Getting rid of North Korea’s dictator


The United States has some leverage in making a deal with Beijing on hastening the end of the North Korean regime, notes Roderick MacFarquhar, a research professor of history and political science at Harvard:

  • First, a unilateral strike by the United States would be likely to drag China into the struggle anyway. Preparation and joint action would allow Beijing to protect its interests. With Mr. Kim out of the picture, Beijing would be free from the constant worry that the unpredictable Mr. Kim could set off a wider war in East Asia.
  • Second, Beijing could negotiate the removal from South Korea of the Terminal High Altitude Area Defense, a missile-defense system known as Thaad. Washington deployed it last year to protect South Korea against North Korean missiles, but Beijing fears it could also inhibit its own weapons systems.
  • Third, China could insist that United States military personnel leave a newly united Korean Peninsula, and that the united Korea be permanently neutral, like Austria after the withdrawal of Soviet and Western troops in 1955. American troops will not leave South Korea as long as Mr. Kim remains in power.

“But even if Mr. Xi were open to a Chinese role in taking down the North Korean state — and on balance, autocrats are not risk-takers — there are forces at home tying his hands for the immediate future,” MacFarquhar writes for the NY Times. “The Chinese Communist Party will hold its 19th Congress this fall, and Mr. Xi is expected to consolidate his leadership by installing his closest supporters in the Politburo and its Standing Committee. Action against North Korea before then would be politically too risky for him.”

The Chinese insist that they don’t have as much influence as the US thinks they do, says Columbia University’s Andrew Nathan, a board member of the National Endowment for Democracy. The Chinese would say that the way to begin is to start building trust with the North Koreans by making some kind of initial concession.

China’s leaders need to ask themselves how much longer they intend to provide unconditional support to the North Korean regime – which is completely dependent on Chinese supplies – rather than putting pressure on it to cease its provocations, adds former German Foreign Minister Joschka Fischer. To avoid a military conflict, China and the US will need to agree on a joint approach and move toward reviving the Six-Party Talks with North Korea.

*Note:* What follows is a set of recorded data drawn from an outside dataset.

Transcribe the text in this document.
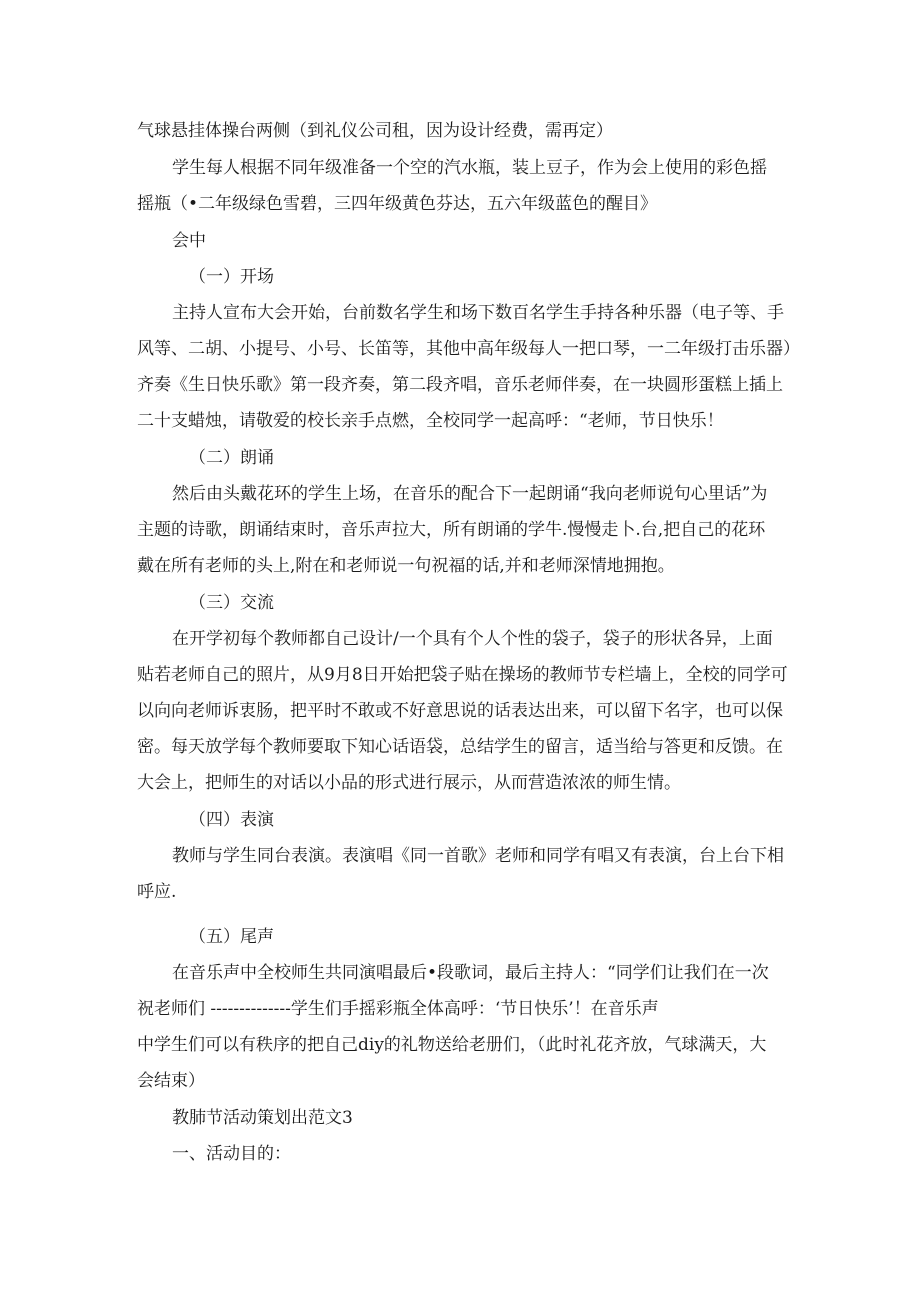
气球悬挂体操台两侧（到礼仪公司租，因为设计经费，需再定）

学生每人根据不同年级准备一个空的汽水瓶，装上豆子，作为会上使用的彩色摇

摇瓶（•二年级绿色雪碧，三四年级黄色芬达，五六年级蓝色的醒目》

会中

（一）开场

主持人宣布大会开始，台前数名学生和场下数百名学生手持各种乐器（电子等、手

风等、二胡、小提号、小号、长笛等，其他中高年级每人一把口琴，一二年级打击乐器）

齐奏《生日快乐歌》第一段齐奏，第二段齐唱，音乐老师伴奏，在一块圆形蛋糕上插上

二十支蜡烛，请敬爱的校长亲手点燃，全校同学一起高呼：“老师，节日快乐！

（二）朗诵

然后由头戴花环的学生上场，在音乐的配合下一起朗诵“我向老师说句心里话”为

主题的诗歌，朗诵结束时，音乐声拉大，所有朗诵的学牛.慢慢走卜.台,把自己的花环

戴在所有老师的头上,附在和老师说一句祝福的话,并和老师深情地拥抱。

（三）交流

在开学初每个教师都自己设计/一个具有个人个性的袋子，袋子的形状各异，上面

贴若老师自己的照片，从9月8日开始把袋子贴在操场的教师节专栏墙上，全校的同学可

以向向老师诉衷肠，把平时不敢或不好意思说的话表达出来，可以留下名字，也可以保

密。每天放学每个教师要取下知心话语袋，总结学生的留言，适当给与答更和反馈。在

大会上，把师生的对话以小品的形式进行展示，从而营造浓浓的师生情。

（四）表演

教师与学生同台表演。表演唱《同一首歌》老师和同学有唱又有表演，台上台下相

呼应.

（五）尾声

在音乐声中全校师生共同演唱最后•段歌词，最后主持人：“同学们让我们在一次

祝老师们 --------------学生们手摇彩瓶全体高呼：‘节日快乐’！在音乐声

中学生们可以有秩序的把自己diy的礼物送给老册们，（此时礼花齐放，气球满天，大

会结束）

教肺节活动策划出范文3

一、活动目的：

China’s bigger fear is the collapse of the Kim regime, which would send a wave of unwanted refugees across its border and could create a new and unwanted neighbor: a reunified Korean state allied with the US, argues Michael Mandelbaum, Professor Emeritus of American Foreign Policy at The Johns Hopkins University School of Advanced International Studies:

While the Chinese may have good reasons to prefer the status quo on the Korean Peninsula, continuing to indulge the North Korean leadership’s nuclear ambitions is a risky option. China could find itself surrounded by unfriendly nuclear-armed states, or with a nasty war on its border, or perhaps both.